Let Us Introduce Ourselves
The Slippery Noodle Inn was originally founded in 1850 as the Tremont House. It is Indiana's oldest, continually operated bar in the original building. The Noodle is listed in the National Register of Historic Places. Originally it was a roadhouse (predecessor to the Holiday Inn) and a bar. It has traditionally been owned by people of German decent and it was one of the first German clubs in Indianapolis. The Noodle has been through several name changes over the years. In the 1860's the name was changed to the Concordia House. This name came from the first German Lutheran immigrant ship to land in the new world (the Concord). As a side note, there is a cemetery on south Meridian Street named Concordia.
In later years the name was changed to the Germania House. It remained the Germania House until the start of World War I at which time German associations were to be avoided so the owner, Louis Beck, changed the name to Beck's Saloon. Prior to Prohibition, Walter Moore purchased the saloon and named it Moore's Beer Tavern. During Prohibition it was renamed Moore's Restaurant (although beer was still made in the basement). After Prohibition ended in 1935, it was renamed Moore's Beer Tavern. In the late 1940’s Boris Petercheff purchased the saloon. Another side note, Boris’s son piloted the helicopter for President Lyndon B. Johnson when he came to town for the ground breaking of the downtown Post Office. He was killed shortly thereafter while test piloting an experimental jet. Boris ran the tavern until early 1963 when Emelia Finehout, the property owner, took over. She found out all too quickly that she did not enjoy running a tavern, and promptly put the business up for sale.

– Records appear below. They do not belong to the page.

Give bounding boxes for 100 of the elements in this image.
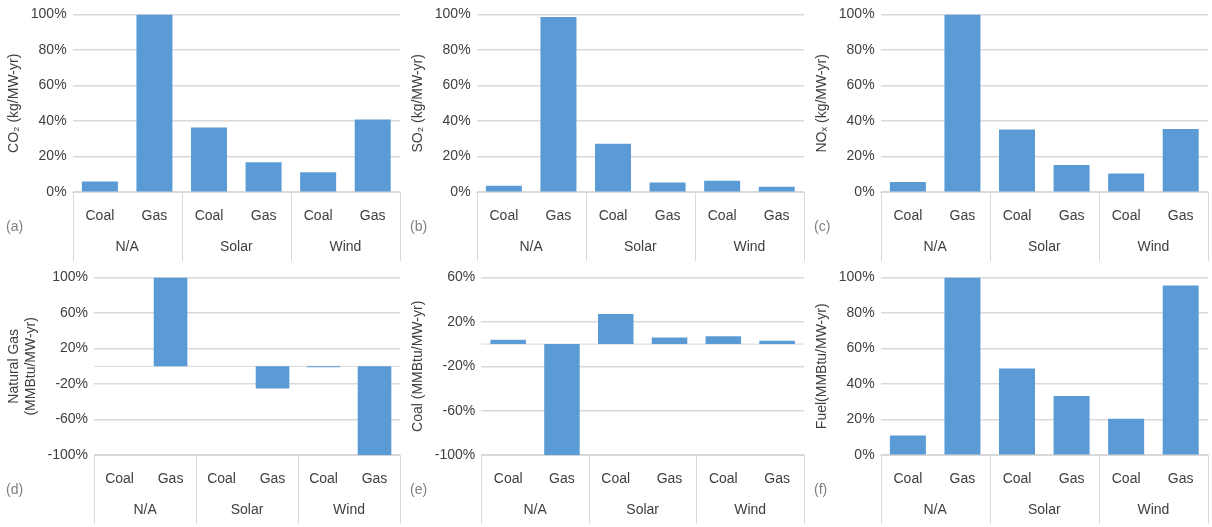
x-tick-label: Coal: [493, 470, 523, 487]
y-tick-label: -20%: [442, 357, 476, 374]
bar: [999, 129, 1036, 192]
y-tick-label: 0%: [46, 183, 67, 200]
bar: [245, 162, 282, 192]
x-tick-label: Gas: [250, 207, 277, 224]
y-axis-title: CO₂ (kg/MW-yr): [5, 53, 22, 153]
x-tick-label: Coal: [309, 470, 338, 487]
x-tick-label: Coal: [708, 470, 738, 487]
x-tick-label: Coal: [1002, 207, 1032, 224]
bar: [136, 14, 173, 192]
text: N/A: [519, 237, 544, 254]
bar: [81, 181, 118, 192]
y-axis-title: Natural Gas (MMBtu/MW-yr): [5, 317, 39, 416]
bar: [540, 17, 577, 192]
bar: [651, 337, 688, 345]
bar: [1108, 418, 1145, 455]
y-tick-label: -100%: [47, 446, 89, 463]
x-tick-label: Coal: [1111, 470, 1141, 487]
y-tick-label: -60%: [442, 401, 476, 418]
x-tick-label: Coal: [598, 207, 628, 224]
x-tick-label: Gas: [545, 207, 572, 224]
text: (f): [814, 480, 828, 497]
text: Solar: [1027, 500, 1061, 517]
bar: [1053, 395, 1090, 455]
text: (a): [6, 217, 24, 234]
x-tick-label: Coal: [707, 207, 737, 224]
x-tick-label: Gas: [654, 207, 681, 224]
y-tick-label: 100%: [434, 5, 471, 22]
y-tick-label: 0%: [854, 446, 875, 463]
y-tick-label: 20%: [846, 410, 875, 427]
y-tick-label: 60%: [846, 76, 875, 93]
y-tick-label: 0%: [450, 183, 471, 200]
x-tick-label: Gas: [763, 207, 790, 224]
y-tick-label: 80%: [442, 40, 471, 57]
text: Wind: [1137, 500, 1170, 517]
bar: [597, 314, 634, 345]
bar: [544, 344, 580, 456]
y-tick-label: 60%: [442, 76, 471, 93]
text: Solar: [626, 500, 660, 517]
bar: [889, 182, 926, 192]
y-tick-label: 100%: [838, 5, 875, 22]
y-tick-label: 100%: [52, 268, 89, 285]
x-tick-label: Coal: [601, 470, 631, 487]
x-tick-label: Gas: [1058, 207, 1085, 224]
y-tick-label: 40%: [442, 111, 471, 128]
y-tick-label: 80%: [846, 40, 875, 57]
y-tick-label: 40%: [846, 111, 875, 128]
y-axis-title: Coal (MMBtu/MW-yr): [409, 300, 426, 432]
x-tick-label: Gas: [549, 470, 575, 487]
y-axis-title: Fuel(MMBtu/MW-yr): [813, 303, 830, 430]
x-tick-label: Coal: [489, 207, 519, 224]
text: N/A: [133, 500, 158, 517]
x-tick-label: Coal: [893, 470, 923, 487]
text: N/A: [523, 500, 548, 517]
y-tick-label: 20%: [846, 147, 875, 164]
bar: [704, 180, 741, 192]
x-tick-label: Gas: [157, 470, 184, 487]
x-tick-label: Coal: [1002, 470, 1032, 487]
y-tick-label: -60%: [55, 410, 89, 427]
x-tick-label: Coal: [893, 207, 923, 224]
bar: [1053, 165, 1090, 192]
y-tick-label: 80%: [846, 303, 875, 320]
text: (e): [410, 480, 428, 497]
y-tick-label: 60%: [38, 76, 67, 93]
y-tick-label: 20%: [60, 339, 89, 356]
bar: [354, 119, 391, 192]
bar: [759, 340, 795, 345]
bar: [1162, 285, 1199, 455]
text: (b): [410, 217, 428, 234]
y-tick-label: 20%: [38, 147, 67, 164]
text: Solar: [230, 500, 264, 517]
x-tick-label: Gas: [259, 470, 286, 487]
x-tick-label: Coal: [85, 207, 115, 224]
x-tick-label: Gas: [361, 470, 388, 487]
bar: [999, 368, 1036, 455]
bar: [889, 435, 926, 455]
text: N/A: [115, 237, 140, 254]
y-tick-label: 60%: [846, 339, 875, 356]
x-tick-label: Coal: [194, 207, 224, 224]
y-tick-label: 60%: [60, 303, 89, 320]
bar: [705, 336, 742, 345]
bar: [300, 172, 337, 192]
y-tick-label: 100%: [838, 268, 875, 285]
bar: [595, 143, 632, 192]
y-tick-label: 0%: [854, 183, 875, 200]
text: Solar: [1027, 237, 1061, 254]
y-tick-label: 40%: [846, 374, 875, 391]
bar: [944, 277, 981, 455]
bar: [1162, 128, 1199, 192]
x-tick-label: Coal: [207, 470, 236, 487]
y-tick-label: 40%: [38, 111, 67, 128]
text: Wind: [733, 237, 766, 254]
text: N/A: [923, 500, 948, 517]
x-tick-label: Gas: [141, 207, 168, 224]
bar: [1108, 173, 1145, 192]
text: N/A: [923, 237, 948, 254]
y-tick-label: 20%: [442, 147, 471, 164]
x-tick-label: Gas: [949, 207, 976, 224]
text: Wind: [333, 500, 365, 517]
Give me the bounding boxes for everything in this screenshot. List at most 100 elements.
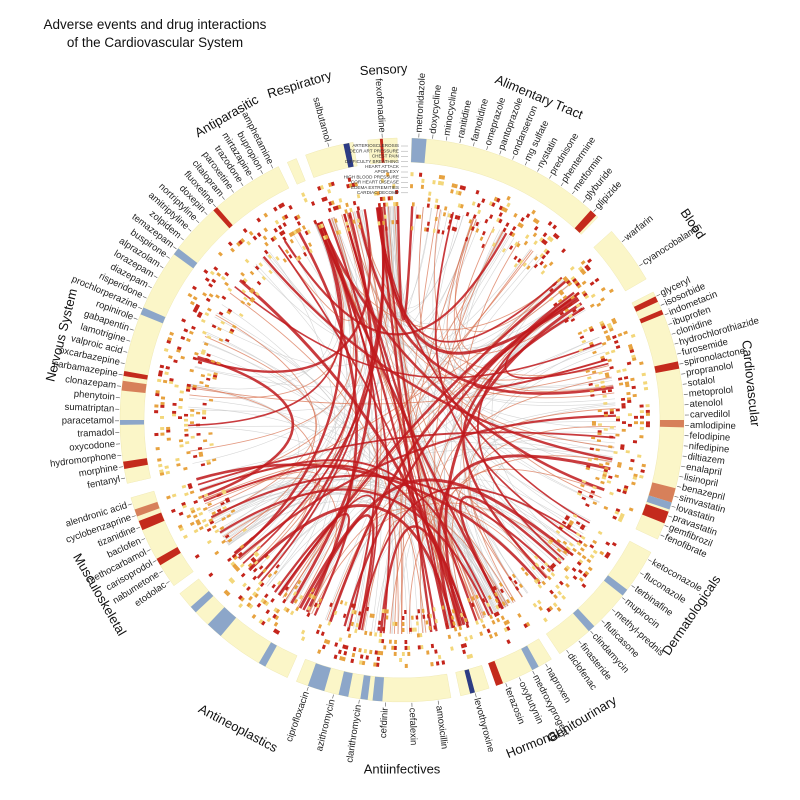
heatmap-cell <box>468 219 473 224</box>
heatmap-cell <box>639 426 644 430</box>
heatmap-cell <box>323 638 328 644</box>
heatmap-cell <box>184 433 189 437</box>
interaction-link <box>206 332 321 546</box>
heatmap-cell <box>159 469 164 474</box>
interaction-link <box>347 212 615 399</box>
heatmap-cell <box>339 656 344 661</box>
heatmap-cell <box>353 610 357 615</box>
heatmap-cell <box>605 374 610 378</box>
drug-label: diltiazem <box>687 451 726 467</box>
heatmap-cell <box>228 330 234 335</box>
heatmap-cell <box>154 432 159 437</box>
heatmap-cell <box>543 561 549 567</box>
heatmap-cell <box>293 215 299 221</box>
heatmap-cell <box>324 234 329 240</box>
heatmap-cell <box>564 548 570 553</box>
ring-highlight <box>123 371 148 380</box>
heatmap-cell <box>551 562 557 568</box>
heatmap-cell <box>248 289 254 294</box>
heatmap-cell <box>240 238 246 243</box>
drug-label: tramadol <box>77 427 114 440</box>
heatmap-cell <box>495 604 500 610</box>
heatmap-cell <box>224 281 229 287</box>
heatmap-cell <box>191 285 197 291</box>
heatmap-cell <box>441 605 445 610</box>
heatmap-cell <box>541 254 547 260</box>
drug-leader <box>640 572 644 576</box>
drug-leader <box>141 538 146 541</box>
interaction-link <box>233 221 358 554</box>
heatmap-cell <box>208 432 213 435</box>
heatmap-cell <box>338 637 343 642</box>
heatmap-cell <box>525 621 531 627</box>
heatmap-cell <box>297 227 302 233</box>
heatmap-cell <box>318 598 323 603</box>
heatmap-cell <box>616 369 621 374</box>
heatmap-cell <box>195 519 201 524</box>
heatmap-cell <box>498 205 504 211</box>
ring-highlight <box>360 675 371 700</box>
heatmap-cell <box>262 599 268 605</box>
heatmap-cell <box>227 557 232 563</box>
heatmap-cell <box>257 580 263 586</box>
heatmap-cell <box>545 250 550 255</box>
heatmap-cell <box>565 565 571 570</box>
heatmap-cell <box>612 320 618 325</box>
heatmap-cell <box>246 602 252 608</box>
heatmap-cell <box>351 609 355 615</box>
heatmap-cell <box>248 595 253 601</box>
heatmap-cell <box>632 476 638 480</box>
heatmap-cell <box>514 586 520 591</box>
interaction-link <box>211 253 538 519</box>
heatmap-cell <box>350 658 355 664</box>
heatmap-cell <box>227 538 233 543</box>
heatmap-cell <box>645 404 650 408</box>
heatmap-cell <box>472 214 477 219</box>
heatmap-cell <box>313 219 318 225</box>
heatmap-cell <box>246 240 252 246</box>
heatmap-cell <box>356 206 361 211</box>
heatmap-cell <box>306 229 311 235</box>
heatmap-cell <box>345 202 349 208</box>
interaction-link <box>396 206 414 321</box>
adverse-event-label: DIFFICULTY BREATHING <box>345 159 399 164</box>
heatmap-cell <box>252 235 258 241</box>
heatmap-cell <box>599 550 605 556</box>
heatmap-cell <box>252 567 258 573</box>
heatmap-cell <box>262 568 267 574</box>
heatmap-cell <box>178 405 183 409</box>
heatmap-cell <box>327 188 332 194</box>
drug-leader <box>126 339 131 342</box>
drug-leader <box>138 306 142 309</box>
heatmap-cell <box>187 292 193 298</box>
drug-leader <box>148 285 152 289</box>
heatmap-cell <box>346 627 351 632</box>
heatmap-cell <box>596 439 602 443</box>
interaction-link <box>262 255 613 461</box>
heatmap-cell <box>227 241 233 247</box>
heatmap-cell <box>386 609 389 614</box>
heatmap-cell <box>192 387 197 391</box>
heatmap-cell <box>170 508 176 513</box>
heatmap-cell <box>546 567 552 573</box>
heatmap-cell <box>243 296 248 301</box>
heatmap-cell <box>178 511 184 516</box>
heatmap-cell <box>386 172 390 177</box>
heatmap-cell <box>351 652 356 658</box>
adverse-event-label: HIGH BLOOD PRESSURE <box>344 174 399 179</box>
heatmap-cell <box>459 612 464 618</box>
heatmap-cell <box>378 638 382 644</box>
ring-highlight <box>140 307 166 324</box>
heatmap-cell <box>350 621 355 627</box>
heatmap-cell <box>590 293 596 299</box>
heatmap-cell <box>598 463 604 467</box>
heatmap-cell <box>252 575 258 581</box>
adverse-event-label: HEART ATTACK <box>365 164 400 169</box>
heatmap-cell <box>626 391 631 396</box>
heatmap-cell <box>437 180 442 186</box>
heatmap-cell <box>352 219 356 225</box>
heatmap-cell <box>583 328 588 333</box>
heatmap-cell <box>411 627 415 632</box>
interaction-link <box>460 240 520 602</box>
drug-leader <box>560 182 564 187</box>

Harold and Lorean Yeagy (Hal’s parents) bought the bar in late 1963, taking final possession on December, Friday the 13th. The "Slippery Noodle Inn" was named by Hal's dad after a lengthy family debate (Hal was six years old). Names were thrown out for the family to vote on and at about 5 a.m. "Slippery Noodle Inn" sounded pretty darn good. The Noodle has remained in the Yeagy family since that time. Hal took over the bar in 1985 after his father's death and since that time it has grown from a one room lunch counter into the Midwest's premiere blues club.
The "Inn" has been used in all types of activities. In the Civil War years it was a way station for the Underground Railroad. Later years saw a bordello open in the once luxurious Inn. It remained open until 1953 when a patron was killed. Two customers of the bordello got into an argument over one of the women, one killing the other and leaving the bloody knife on the bar. During Prohibition the Brady & Dillinger gangs used the building in back, originally built as a horse stable for the Inn, for target practice. Several of the slugs remain embedded in the lower east wall. In addition to liquor and beer being distilled in the building, cattle and swine were slaughtered and butchered in the basement. The meat hooks and water lines can still be found in the basement.

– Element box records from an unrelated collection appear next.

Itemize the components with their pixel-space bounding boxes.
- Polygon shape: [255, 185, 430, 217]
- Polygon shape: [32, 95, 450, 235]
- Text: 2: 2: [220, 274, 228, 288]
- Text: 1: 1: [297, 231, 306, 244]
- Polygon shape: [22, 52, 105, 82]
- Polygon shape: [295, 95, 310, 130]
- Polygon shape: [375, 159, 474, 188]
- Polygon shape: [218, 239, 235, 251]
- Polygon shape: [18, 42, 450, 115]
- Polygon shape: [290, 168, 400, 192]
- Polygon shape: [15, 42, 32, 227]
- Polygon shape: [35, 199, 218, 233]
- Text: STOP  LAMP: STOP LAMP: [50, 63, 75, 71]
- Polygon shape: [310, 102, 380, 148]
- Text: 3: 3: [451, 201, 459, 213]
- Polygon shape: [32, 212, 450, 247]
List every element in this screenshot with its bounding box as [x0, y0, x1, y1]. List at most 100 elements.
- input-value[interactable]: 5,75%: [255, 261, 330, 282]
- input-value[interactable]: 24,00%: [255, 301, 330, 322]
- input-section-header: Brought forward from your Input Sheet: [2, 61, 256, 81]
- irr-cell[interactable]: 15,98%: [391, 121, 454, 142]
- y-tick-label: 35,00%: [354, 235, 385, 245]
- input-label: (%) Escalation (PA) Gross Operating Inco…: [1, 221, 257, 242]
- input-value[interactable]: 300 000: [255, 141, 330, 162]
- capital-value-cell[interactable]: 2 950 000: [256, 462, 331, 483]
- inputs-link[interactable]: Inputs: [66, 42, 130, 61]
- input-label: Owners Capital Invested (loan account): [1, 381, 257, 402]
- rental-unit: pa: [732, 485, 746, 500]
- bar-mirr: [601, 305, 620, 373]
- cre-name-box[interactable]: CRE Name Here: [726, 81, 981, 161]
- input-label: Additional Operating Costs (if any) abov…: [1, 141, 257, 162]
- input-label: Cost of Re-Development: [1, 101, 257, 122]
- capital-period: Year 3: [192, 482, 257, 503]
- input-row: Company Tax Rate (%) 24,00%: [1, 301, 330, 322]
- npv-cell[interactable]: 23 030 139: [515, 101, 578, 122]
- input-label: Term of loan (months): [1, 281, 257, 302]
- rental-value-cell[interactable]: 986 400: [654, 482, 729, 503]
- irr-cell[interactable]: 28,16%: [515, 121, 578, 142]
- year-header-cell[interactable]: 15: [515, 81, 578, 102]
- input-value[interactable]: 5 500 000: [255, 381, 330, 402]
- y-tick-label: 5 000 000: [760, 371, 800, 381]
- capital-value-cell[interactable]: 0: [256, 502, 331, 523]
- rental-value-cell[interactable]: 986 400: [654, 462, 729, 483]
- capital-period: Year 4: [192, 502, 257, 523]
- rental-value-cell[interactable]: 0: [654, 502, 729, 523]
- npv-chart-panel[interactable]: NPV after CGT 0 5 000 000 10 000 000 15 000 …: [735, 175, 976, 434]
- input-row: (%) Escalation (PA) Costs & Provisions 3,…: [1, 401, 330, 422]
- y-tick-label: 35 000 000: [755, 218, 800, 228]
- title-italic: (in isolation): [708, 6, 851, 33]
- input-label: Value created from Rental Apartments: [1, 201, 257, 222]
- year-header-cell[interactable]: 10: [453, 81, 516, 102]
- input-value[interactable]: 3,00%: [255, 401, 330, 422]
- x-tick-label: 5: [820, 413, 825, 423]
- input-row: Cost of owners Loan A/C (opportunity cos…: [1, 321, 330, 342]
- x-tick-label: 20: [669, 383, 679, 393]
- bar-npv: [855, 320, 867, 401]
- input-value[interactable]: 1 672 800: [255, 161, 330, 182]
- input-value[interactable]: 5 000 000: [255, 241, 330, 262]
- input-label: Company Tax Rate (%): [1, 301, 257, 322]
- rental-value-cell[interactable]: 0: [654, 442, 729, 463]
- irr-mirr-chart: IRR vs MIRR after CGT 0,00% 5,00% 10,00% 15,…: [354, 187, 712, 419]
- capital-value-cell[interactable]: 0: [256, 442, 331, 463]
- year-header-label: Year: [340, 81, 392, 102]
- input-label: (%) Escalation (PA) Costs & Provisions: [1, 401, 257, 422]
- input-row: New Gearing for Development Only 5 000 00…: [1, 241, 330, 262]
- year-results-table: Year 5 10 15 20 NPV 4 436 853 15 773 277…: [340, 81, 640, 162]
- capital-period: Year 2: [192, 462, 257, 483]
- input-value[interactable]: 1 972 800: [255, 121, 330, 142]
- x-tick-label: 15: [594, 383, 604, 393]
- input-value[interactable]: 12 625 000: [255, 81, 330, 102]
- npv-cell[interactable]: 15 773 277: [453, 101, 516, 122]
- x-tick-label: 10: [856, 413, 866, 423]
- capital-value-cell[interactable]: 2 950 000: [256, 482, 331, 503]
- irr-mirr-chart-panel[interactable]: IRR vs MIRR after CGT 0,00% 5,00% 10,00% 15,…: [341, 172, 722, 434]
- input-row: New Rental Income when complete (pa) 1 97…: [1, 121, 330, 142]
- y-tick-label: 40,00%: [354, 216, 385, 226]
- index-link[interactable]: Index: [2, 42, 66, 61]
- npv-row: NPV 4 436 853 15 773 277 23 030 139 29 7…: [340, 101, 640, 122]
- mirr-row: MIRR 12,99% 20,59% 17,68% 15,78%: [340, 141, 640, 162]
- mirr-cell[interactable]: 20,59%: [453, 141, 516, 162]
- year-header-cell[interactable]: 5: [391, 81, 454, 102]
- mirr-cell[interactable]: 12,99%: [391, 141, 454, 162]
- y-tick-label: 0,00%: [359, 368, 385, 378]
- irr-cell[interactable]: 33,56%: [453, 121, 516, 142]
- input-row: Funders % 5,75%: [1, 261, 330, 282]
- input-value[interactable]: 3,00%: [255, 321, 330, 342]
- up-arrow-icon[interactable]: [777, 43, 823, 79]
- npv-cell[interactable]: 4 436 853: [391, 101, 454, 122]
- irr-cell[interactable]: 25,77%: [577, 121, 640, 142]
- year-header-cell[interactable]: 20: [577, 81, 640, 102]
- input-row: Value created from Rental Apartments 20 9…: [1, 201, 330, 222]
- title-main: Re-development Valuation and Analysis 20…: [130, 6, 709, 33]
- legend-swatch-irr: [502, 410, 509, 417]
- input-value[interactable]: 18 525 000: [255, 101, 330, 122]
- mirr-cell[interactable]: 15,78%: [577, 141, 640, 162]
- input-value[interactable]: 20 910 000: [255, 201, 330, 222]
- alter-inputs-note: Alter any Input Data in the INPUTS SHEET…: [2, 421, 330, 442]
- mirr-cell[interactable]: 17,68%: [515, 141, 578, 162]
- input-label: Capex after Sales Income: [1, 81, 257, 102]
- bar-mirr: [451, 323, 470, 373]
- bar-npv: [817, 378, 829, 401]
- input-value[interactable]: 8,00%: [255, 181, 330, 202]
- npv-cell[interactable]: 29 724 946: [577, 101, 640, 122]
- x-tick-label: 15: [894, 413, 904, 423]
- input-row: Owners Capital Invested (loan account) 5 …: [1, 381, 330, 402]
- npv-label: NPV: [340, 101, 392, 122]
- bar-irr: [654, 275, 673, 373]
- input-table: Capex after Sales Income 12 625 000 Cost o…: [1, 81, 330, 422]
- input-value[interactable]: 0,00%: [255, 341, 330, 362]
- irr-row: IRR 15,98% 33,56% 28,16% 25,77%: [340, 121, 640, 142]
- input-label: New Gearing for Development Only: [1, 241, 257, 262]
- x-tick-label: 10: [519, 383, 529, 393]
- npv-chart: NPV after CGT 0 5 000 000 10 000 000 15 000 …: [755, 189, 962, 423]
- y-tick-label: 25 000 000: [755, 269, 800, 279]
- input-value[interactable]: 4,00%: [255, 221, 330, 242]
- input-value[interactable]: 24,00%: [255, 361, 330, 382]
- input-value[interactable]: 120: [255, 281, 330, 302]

The ceiling in the front barroom is made from pressed tin. It was installed circa 1890. The "tiger oak" bar and back bar are well over a 100 years old and believed to be original. The trough at the edge of the bar was used as the cash register in the olden days. The "honor" system worked or else the colt 45 did! The Noodle is the oldest commercial building left standing in Indianapolis and the Tremont House sign painted on the north side of the building dates back to the 1850's.